Before we can begin to consider solutions in the form of innovative social or environmental intervention strategies, we must first make ourselves familiar with the value chain of coffee. We will specifically follow that of specialty Arabica coffee, in reverse, from the cup in your hand to smallholder farms in Colombia.
AMACA, Cauca, Colombia.
Photo by: Victor Pagan. Courtesy of Cafe Imports.
Business Insider cited 2022 data from NPD Group, a market research company, which stated a single cup of coffee costs $4.90 on average, an increase of 7.6% from 2021. As we’ll cover later, drought, inflation, climate change and a whole host of other factors may push that price higher.

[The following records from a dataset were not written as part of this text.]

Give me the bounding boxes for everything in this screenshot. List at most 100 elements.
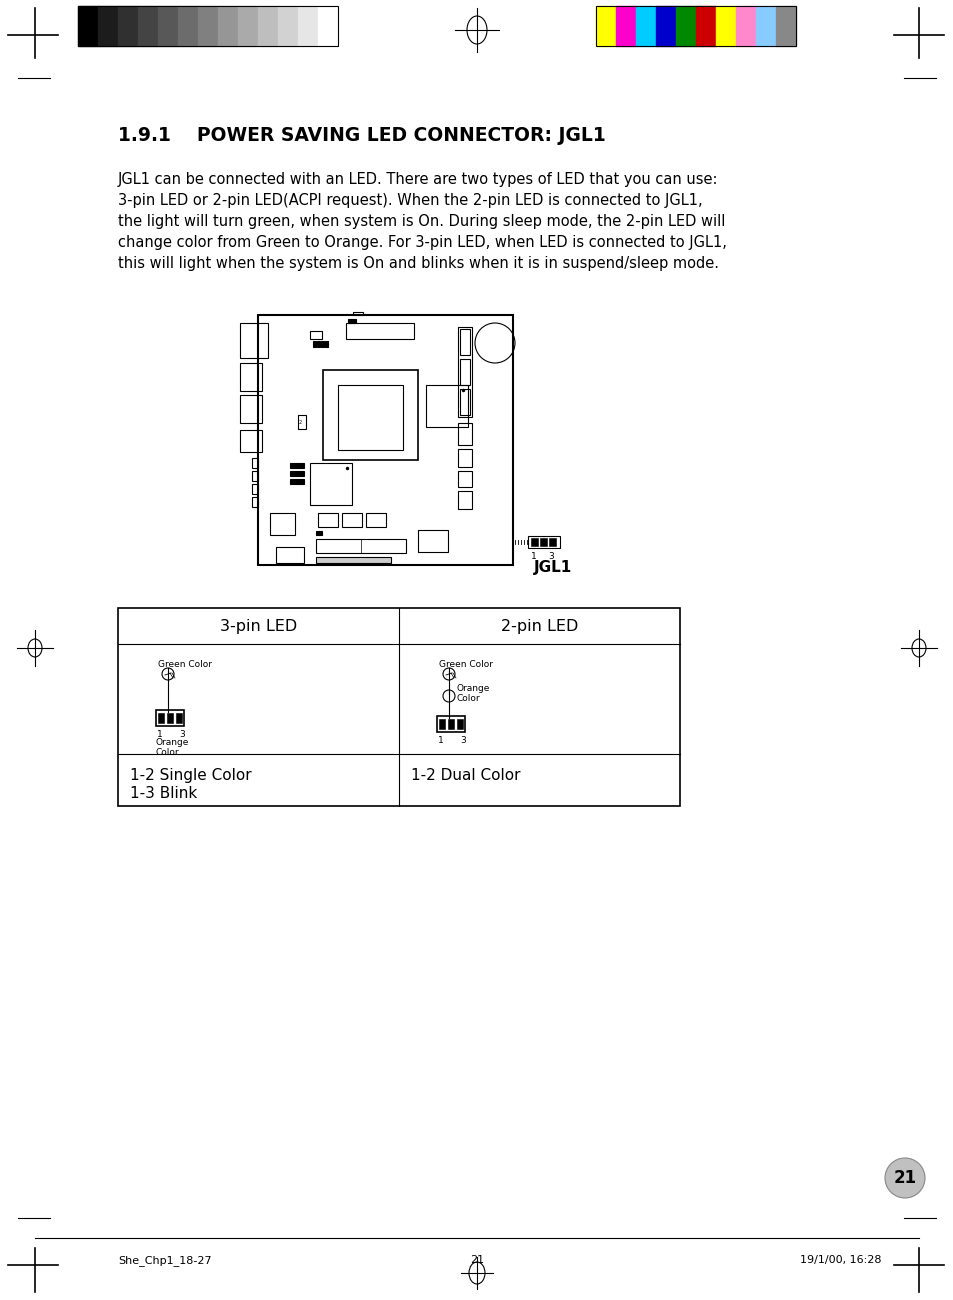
Bar [341, 514, 361, 526]
Bar [457, 328, 472, 417]
Bar [353, 312, 363, 315]
Bar [548, 538, 556, 546]
Text: 1-2 Single Color: 1-2 Single Color [130, 768, 252, 783]
Circle shape [884, 1158, 924, 1199]
Bar [270, 514, 294, 536]
Bar [297, 6, 317, 46]
Bar [175, 712, 182, 723]
Bar [78, 6, 98, 46]
Text: 1: 1 [531, 552, 537, 562]
Text: 3-pin LED or 2-pin LED(ACPI request). When the 2-pin LED is connected to JGL1,: 3-pin LED or 2-pin LED(ACPI request). Wh… [118, 192, 702, 208]
Text: the light will turn green, when system is On. During sleep mode, the 2-pin LED w: the light will turn green, when system i… [118, 214, 724, 229]
Bar [337, 385, 402, 450]
Bar [696, 6, 716, 46]
Bar [315, 530, 322, 536]
Bar [417, 530, 448, 552]
Bar [257, 6, 277, 46]
Text: 21: 21 [893, 1169, 916, 1187]
Bar [676, 6, 696, 46]
Bar [457, 471, 472, 488]
Bar [252, 458, 257, 468]
Bar [616, 6, 636, 46]
Bar [218, 6, 237, 46]
Bar [275, 547, 304, 563]
Text: Color: Color [156, 747, 179, 757]
Bar [277, 6, 297, 46]
Bar [323, 370, 417, 460]
Text: She_Chp1_18-27: She_Chp1_18-27 [118, 1254, 212, 1266]
Bar [240, 363, 262, 391]
Text: JGL1 can be connected with an LED. There are two types of LED that you can use:: JGL1 can be connected with an LED. There… [118, 172, 718, 187]
Bar [167, 712, 172, 723]
Bar [366, 514, 386, 526]
Bar [436, 716, 464, 732]
Text: 1-2 Dual Color: 1-2 Dual Color [411, 768, 520, 783]
Bar [775, 6, 795, 46]
Bar [290, 471, 304, 476]
Bar [138, 6, 158, 46]
Text: 21: 21 [470, 1254, 483, 1265]
Bar [310, 463, 352, 504]
Bar [315, 556, 391, 563]
Bar [636, 6, 656, 46]
Bar [297, 415, 306, 429]
Bar [448, 719, 454, 729]
Bar [252, 471, 257, 481]
Bar [237, 6, 257, 46]
Text: change color from Green to Orange. For 3-pin LED, when LED is connected to JGL1,: change color from Green to Orange. For 3… [118, 235, 726, 250]
Text: JGL1: JGL1 [534, 560, 572, 575]
Text: this will light when the system is On and blinks when it is in suspend/sleep mod: this will light when the system is On an… [118, 256, 719, 270]
Bar [596, 6, 795, 46]
Bar [531, 538, 537, 546]
Bar [348, 318, 355, 322]
Bar [257, 315, 513, 566]
Bar [457, 491, 472, 510]
Text: 3: 3 [459, 736, 465, 745]
Bar [178, 6, 198, 46]
Bar [596, 6, 616, 46]
Bar [310, 332, 322, 339]
Text: Orange: Orange [156, 738, 190, 748]
Bar [317, 514, 337, 526]
Bar [252, 484, 257, 494]
Bar [426, 385, 468, 426]
Bar [459, 359, 470, 385]
Bar [459, 329, 470, 355]
Text: 1: 1 [157, 731, 163, 738]
Text: 3: 3 [179, 731, 185, 738]
Text: 1.9.1    POWER SAVING LED CONNECTOR: JGL1: 1.9.1 POWER SAVING LED CONNECTOR: JGL1 [118, 126, 605, 146]
Bar [316, 341, 319, 347]
Bar [527, 536, 559, 549]
Bar [438, 719, 444, 729]
Bar [158, 712, 164, 723]
Text: 19/1/00, 16:28: 19/1/00, 16:28 [800, 1254, 881, 1265]
Bar [313, 341, 315, 347]
Text: Orange: Orange [456, 684, 490, 693]
Bar [735, 6, 755, 46]
Text: Green Color: Green Color [158, 660, 212, 670]
Text: 2: 2 [298, 420, 301, 425]
Bar [240, 322, 268, 358]
Bar [656, 6, 676, 46]
Bar [325, 341, 328, 347]
Text: 1-3 Blink: 1-3 Blink [130, 786, 197, 801]
Bar [317, 6, 337, 46]
Bar [98, 6, 118, 46]
Bar [315, 540, 406, 552]
Bar [290, 478, 304, 484]
Bar [78, 6, 337, 46]
Bar [716, 6, 735, 46]
Bar [118, 6, 138, 46]
Bar [156, 710, 184, 725]
Bar [459, 389, 470, 415]
Bar [198, 6, 218, 46]
Text: 2-pin LED: 2-pin LED [500, 619, 578, 633]
Bar [457, 422, 472, 445]
Bar [346, 322, 414, 339]
Bar [290, 463, 304, 468]
Text: 3: 3 [547, 552, 553, 562]
Bar [240, 395, 262, 422]
Bar [252, 497, 257, 507]
Bar [457, 448, 472, 467]
Text: 1: 1 [437, 736, 443, 745]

So, perhaps you purchased your cup of coffee from your local, family-owned coffee shop for a price close to the above. Or perhaps you saved a bit and poured it yourself. But, in any case, that liquid gold was, not too long ago, a bean with a very different value. It was a roasted bean. Using a popular B Corp, Stumptown Coffee Roasters, as an example, a 340g bag of specialty Colombian coffee costs around $25 (meaning 1lb of specialty coffee runs for just over $33 to the consumer) and can usually provide around 20 cups (17g each) of coffee at $1.25/cup.
Before the coffee is ground, packaged, marketed, “logo’d”, and sold to retailers that prepare it for consumption, it is roasted at temperatures between 370 and 540 degrees for 8 to 15 minutes, depending on the desired roast profile. More often than not, roasting is performed in the country of final consumption as opposed to the country of origin. Beans, therefore, are standardly purchased as “green,” or unroasted, for a price the University of Connecticut found unusually often to be below the cost of growing the coffee.

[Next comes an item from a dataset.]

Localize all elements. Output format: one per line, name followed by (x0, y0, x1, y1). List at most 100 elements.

Green coffee beans. AMACA, Cauca, Colombia.
Photo by: Victor Pagan. Courtesy of Cafe Imports.
In the case of Cafe Imports (or another purpose-driven roaster/importer like Stumptown), they are paying significantly above the norm. According to their most recently published Progress Report, Cafe Imports paid, on average, 43% over the Avg C-market rate, and 12% above the going specialty coffee rate. Without access to any actual numbers, let’s just assume that they paid an average somewhere near the 2023 Fairtrade minimum price, which, in Colombia, is $1.80/lb. This payment covers all steps prior to export, including cultivation, harvesting, and processing:
The structure of the coffee value chain begins with the cultivation phase. Coffee cultivation begins with a coffee cherry, which becomes a usable harvest typically 5 years after the coffee plant has been planted. In order to maximize the coffee cultivation process, fertilizer and pesticides are often used and create emissions of nitrogen and phosphorus. This also represents a key input cost for farmers!
Once coffee berries are collected, they begin the “processing” phase, which often consists of costly transportation from farm to mill. The processing phase converts the raw fruit of the coffee cherry into dried coffee beans using one of two processing methods: wet or dry. The wet process sorts coffee cherries by immersion in water where the bad cherries float and the good cherries sink. The ripe, good cherries are then machine cleaned and dried either by machine or sun. The dry process involves manual sorting and cleaning and machine- or sun-drying. After drying and hulling (removal of the clear parchment-like layer on the outside of the bean), the green coffee beans are exported to the consuming country for roasting and packaging.
Regarding the hardworking people behind the process, 44% of the world’s smallholder coffee farmers are living in poverty and 22% are living in extreme poverty, according to Carto, a data intelligence platform. Studies have shown that producers typically retain around 1% of the retail coffee price which, for a $4.90 USD cup of coffee, equals around $0.05 USD per cup.
Now, be sure to take this all with a grain of salt. Due to the fluctuation in costs of inputs and, of course, climate challenges, it isn’t unheard of for Fairtrade rates not to cover the cost of production, or for standard C-market rates to actually yield higher revenues for farmers during certain times of the season. That being said, for the farmers that can afford to maintain sustainability certifications like Fairtrade or Certified Organic, revenues tend to err on the higher end of the spectrum of earning potential.